Kondisi industri oil & gas diakui mulai memberikan tantangan yang serius bagi PT Pertamina (Persero). Dulu, Pertamina seolah hanya ongkang-ongkang kaki. Namun, tidak bagi Pertamina sekarang ini. Perubahan industri yang semakin disruptif, mendorong salah satu BUMN terbesar ini untuk bergerak cepat.

“Indonesia dulu adalah anggota OPEC (Organization of the Petroleum Exporting Countries). Namun sudah keluar karena kondisi supply dan demand minyak kita tak seimbang dan banyak mengimpor. Ke depannya, industri ini akan bergeser. Produk BBM berbahan fosil (yang selama ini kita pakai) akan semakin tertekan oleh energi baru dan terbarukan,” jelas Gigih Wahyu Hari Irianto, Senior VP Fuel Marketing & Distribution PT Pertamina (Persero) pada acara MarkPlus Center for Resources, Infrastructure, & Utilities.

Meski begitu, pasar BBM berbahan fosil masih akan ada. Tren ini bukan hanya terjadi di Indonesia, tetapi juga akan terjadi di pasar global. Pertamina pun melihat kondisi ini menjadi tantangan bagi mereka. Semakin pesatnya energi terbarukan ini pun bukan satu-satunya hal yang akan mengubah industri oil & gas ke depannya.

Gigih menyebutkan bahwa perkembangan Internet of Thing (IoT) dan model bisnis Sharing Economy juga mengambil peran. Tiga hal inilah yang muncul sebagai disruptif di industri oil & gas dunia.

Disruption ini sangat cepat pergerakannya. Kami pun harus bergerak cepat, tidak boleh pasrah atau mati. Efeknya adalah demand semakin menurun dan persaingan semakin ketat,” tambah Gigih.

Dari sisi perkembangan IoT, teknologi saat ini semakin efisien, mudah, dan murah. Dampak terhadap industri ini tampak pada akan banyak muncul evolusi ke arah otomasi, integrasi, dan mobile. Hal ini sekaligus akan mengubah nature dari bisnis ini. Bagi yang tidak siap akan tergilas.

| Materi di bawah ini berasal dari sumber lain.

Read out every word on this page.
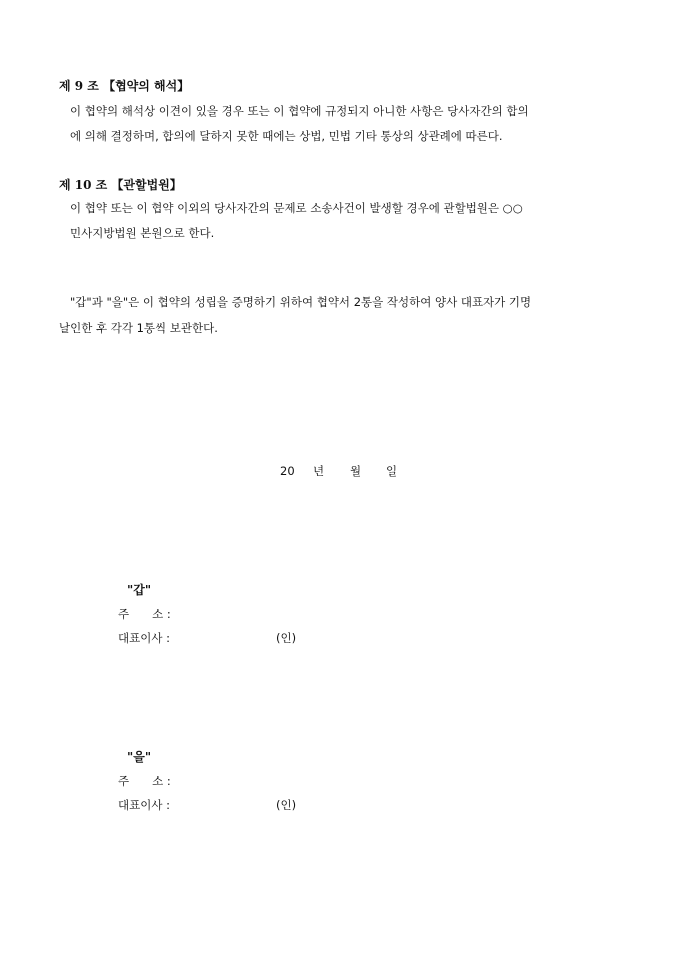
제 9 조 【협약의 해석】
이 협약의 해석상 이견이 있을 경우 또는 이 협약에 규정되지 아니한 사항은 당사자간의 합의
에 의해 결정하며, 합의에 달하지 못한 때에는 상법, 민법 기타 통상의 상관례에 따른다.
제 10 조 【관할법원】
이 협약 또는 이 협약 이외의 당사자간의 문제로 소송사건이 발생할 경우에 관할법원은 ○○
민사지방법원 본원으로 한다.
"갑"과 "을"은 이 협약의 성립을 증명하기 위하여 협약서 2통을 작성하여 양사 대표자가 기명
날인한 후 각각 1통씩 보관한다.
20 년 월 일
"갑"
주　　소 :
대표이사 :	(인)
"을"
주　　소 :
대표이사 :	(인)
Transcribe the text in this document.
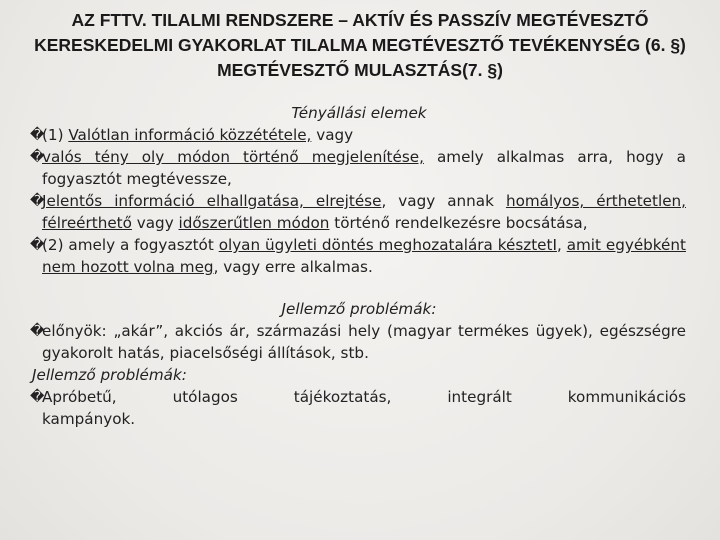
AZ FTTV. TILALMI RENDSZERE – AKTÍV ÉS PASSZÍV MEGTÉVESZTŐ KERESKEDELMI GYAKORLAT TILALMA MEGTÉVESZTŐ TEVÉKENYSÉG (6. §) MEGTÉVESZTŐ MULASZTÁS(7. §)
Tényállási elemek
�
(1) Valótlan információ közzététele, vagy
�
valós tény oly módon történő megjelenítése, amely alkalmas arra, hogy a fogyasztót megtévessze,
�
Jelentős információ elhallgatása, elrejtése, vagy annak homályos, érthetetlen, félreérthető vagy időszerűtlen módon történő rendelkezésre bocsátása,
�
(2) amely a fogyasztót olyan ügyleti döntés meghozatalára késztetI, amit egyébként nem hozott volna meg, vagy erre alkalmas.
Jellemző problémák:
�
előnyök: „akár”, akciós ár, származási hely (magyar termékes ügyek), egészségre gyakorolt hatás, piacelsőségi állítások, stb.
Jellemző problémák:
�
Apróbetű, utólagos tájékoztatás, integrált kommunikációs kampányok.
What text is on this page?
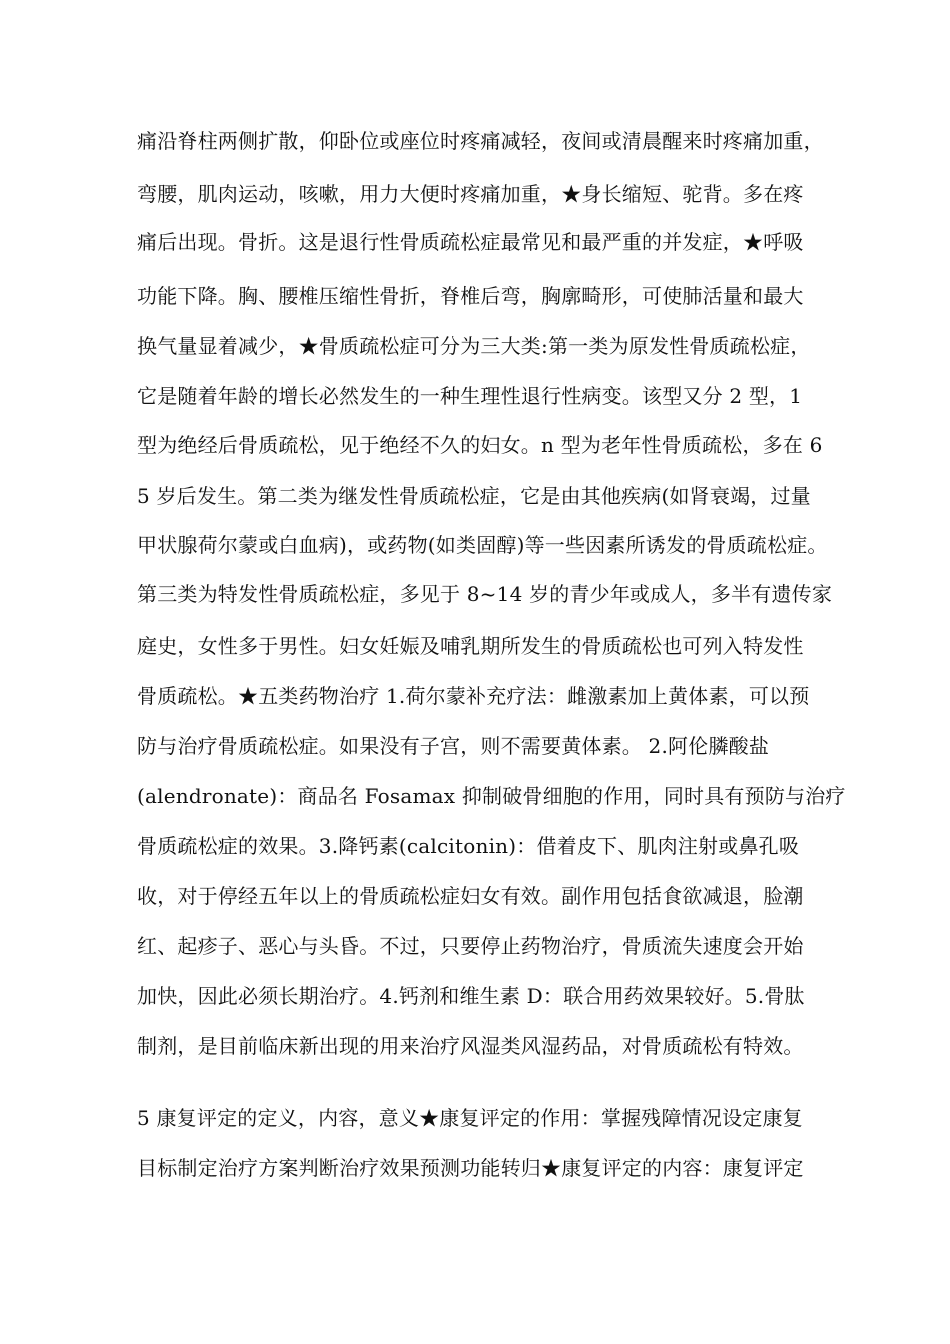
痛沿脊柱两侧扩散，仰卧位或座位时疼痛减轻，夜间或清晨醒来时疼痛加重，
弯腰，肌肉运动，咳嗽，用力大便时疼痛加重，★身长缩短、驼背。多在疼
痛后出现。骨折。这是退行性骨质疏松症最常见和最严重的并发症，★呼吸
功能下降。胸、腰椎压缩性骨折，脊椎后弯，胸廓畸形，可使肺活量和最大
换气量显着减少，★骨质疏松症可分为三大类:第一类为原发性骨质疏松症，
它是随着年龄的增长必然发生的一种生理性退行性病变。该型又分 2 型，1
型为绝经后骨质疏松，见于绝经不久的妇女。n 型为老年性骨质疏松，多在 6
5 岁后发生。第二类为继发性骨质疏松症，它是由其他疾病(如肾衰竭，过量
甲状腺荷尔蒙或白血病)，或药物(如类固醇)等一些因素所诱发的骨质疏松症。
第三类为特发性骨质疏松症，多见于 8~14 岁的青少年或成人，多半有遗传家
庭史，女性多于男性。妇女妊娠及哺乳期所发生的骨质疏松也可列入特发性
骨质疏松。★五类药物治疗 1.荷尔蒙补充疗法：雌激素加上黄体素，可以预
防与治疗骨质疏松症。如果没有子宫，则不需要黄体素。 2.阿伦膦酸盐
(alendronate)：商品名 Fosamax 抑制破骨细胞的作用，同时具有预防与治疗
骨质疏松症的效果。3.降钙素(calcitonin)：借着皮下、肌肉注射或鼻孔吸
收，对于停经五年以上的骨质疏松症妇女有效。副作用包括食欲减退，脸潮
红、起疹子、恶心与头昏。不过，只要停止药物治疗，骨质流失速度会开始
加快，因此必须长期治疗。4.钙剂和维生素 D：联合用药效果较好。5.骨肽
制剂，是目前临床新出现的用来治疗风湿类风湿药品，对骨质疏松有特效。
5 康复评定的定义，内容，意义★康复评定的作用：掌握残障情况设定康复
目标制定治疗方案判断治疗效果预测功能转归★康复评定的内容：康复评定
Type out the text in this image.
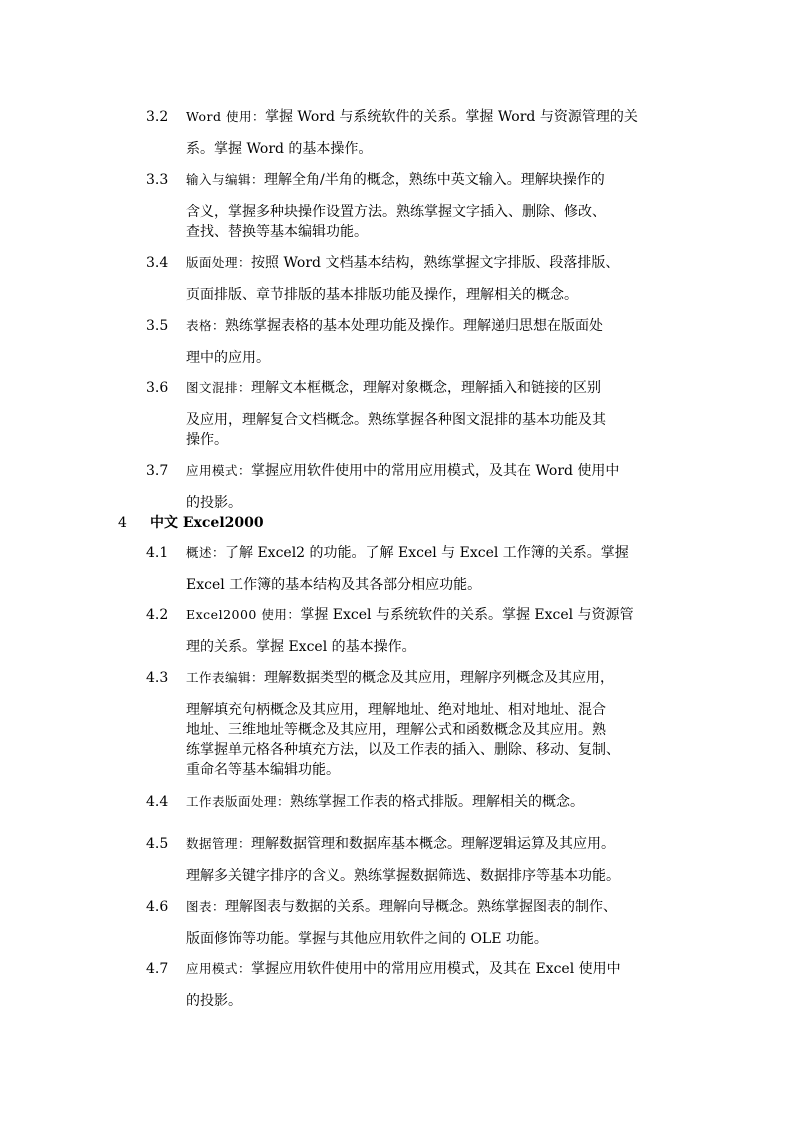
3.2 Word 使用：掌握 Word 与系统软件的关系。掌握 Word 与资源管理的关
系。掌握 Word 的基本操作。
3.3 输入与编辑：理解全角/半角的概念，熟练中英文输入。理解块操作的
含义，掌握多种块操作设置方法。熟练掌握文字插入、删除、修改、
查找、替换等基本编辑功能。
3.4 版面处理：按照 Word 文档基本结构，熟练掌握文字排版、段落排版、
页面排版、章节排版的基本排版功能及操作，理解相关的概念。
3.5 表格：熟练掌握表格的基本处理功能及操作。理解递归思想在版面处
理中的应用。
3.6 图文混排：理解文本框概念，理解对象概念，理解插入和链接的区别
及应用，理解复合文档概念。熟练掌握各种图文混排的基本功能及其
操作。
3.7 应用模式：掌握应用软件使用中的常用应用模式，及其在 Word 使用中
的投影。
4 中文 Excel2000
4.1 概述：了解 Excel2 的功能。了解 Excel 与 Excel 工作簿的关系。掌握
Excel 工作簿的基本结构及其各部分相应功能。
4.2 Excel2000 使用：掌握 Excel 与系统软件的关系。掌握 Excel 与资源管
理的关系。掌握 Excel 的基本操作。
4.3 工作表编辑：理解数据类型的概念及其应用，理解序列概念及其应用，
理解填充句柄概念及其应用，理解地址、绝对地址、相对地址、混合
地址、三维地址等概念及其应用，理解公式和函数概念及其应用。熟
练掌握单元格各种填充方法，以及工作表的插入、删除、移动、复制、
重命名等基本编辑功能。
4.4 工作表版面处理：熟练掌握工作表的格式排版。理解相关的概念。
4.5 数据管理：理解数据管理和数据库基本概念。理解逻辑运算及其应用。
理解多关键字排序的含义。熟练掌握数据筛选、数据排序等基本功能。
4.6 图表：理解图表与数据的关系。理解向导概念。熟练掌握图表的制作、
版面修饰等功能。掌握与其他应用软件之间的 OLE 功能。
4.7 应用模式：掌握应用软件使用中的常用应用模式，及其在 Excel 使用中
的投影。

Saat ini, perkembangan yang semakin pesat dari energi terbarukan seperti gas (NG, N.G, LNG, LPG, & DME). Mobil listrik, hydrogen, solar/angin dapat menggeser konsumsi oil & gas. Perusahaan migas pun harus mulai mencari peluang di energi terbarukan. Bahkan, diprediksi oleh Bloomberg New Energy Finance bahwa kendaraan listrik akan menyamakan kendaraan berbahan bakar bensin saat ini pada tahun 2022.

Sementara dari sisi sharing economy, pesatnya pola bisnis sharing economy berbasis platform, seperti Uber, GoJek, Grab, memunculkan kompetitor baru yang bukan hanya dari pemain migas namun juga dari pemain baru. Di lain sisi, dunia migas dapat memanfaatkan pola bisnis ini untuk peluang mengembangkan sayap bisnisnya.

“Bisa dibayangkan, untuk pembangunan satu kilang minyak itu bisa mencapai Rp 150 Triliun. Jika kita berbicara rasio ekonomi tidak akan pernah masuk. Untuk itu, perlu sharing economy. Sekarang, ada trader, jadi tidak perlu banyak membangun kilang. Sebagai prinsipal, kalau tidak menganut pola bisnis sharing economy ini, cost kita akan besar,” tutup Gigih.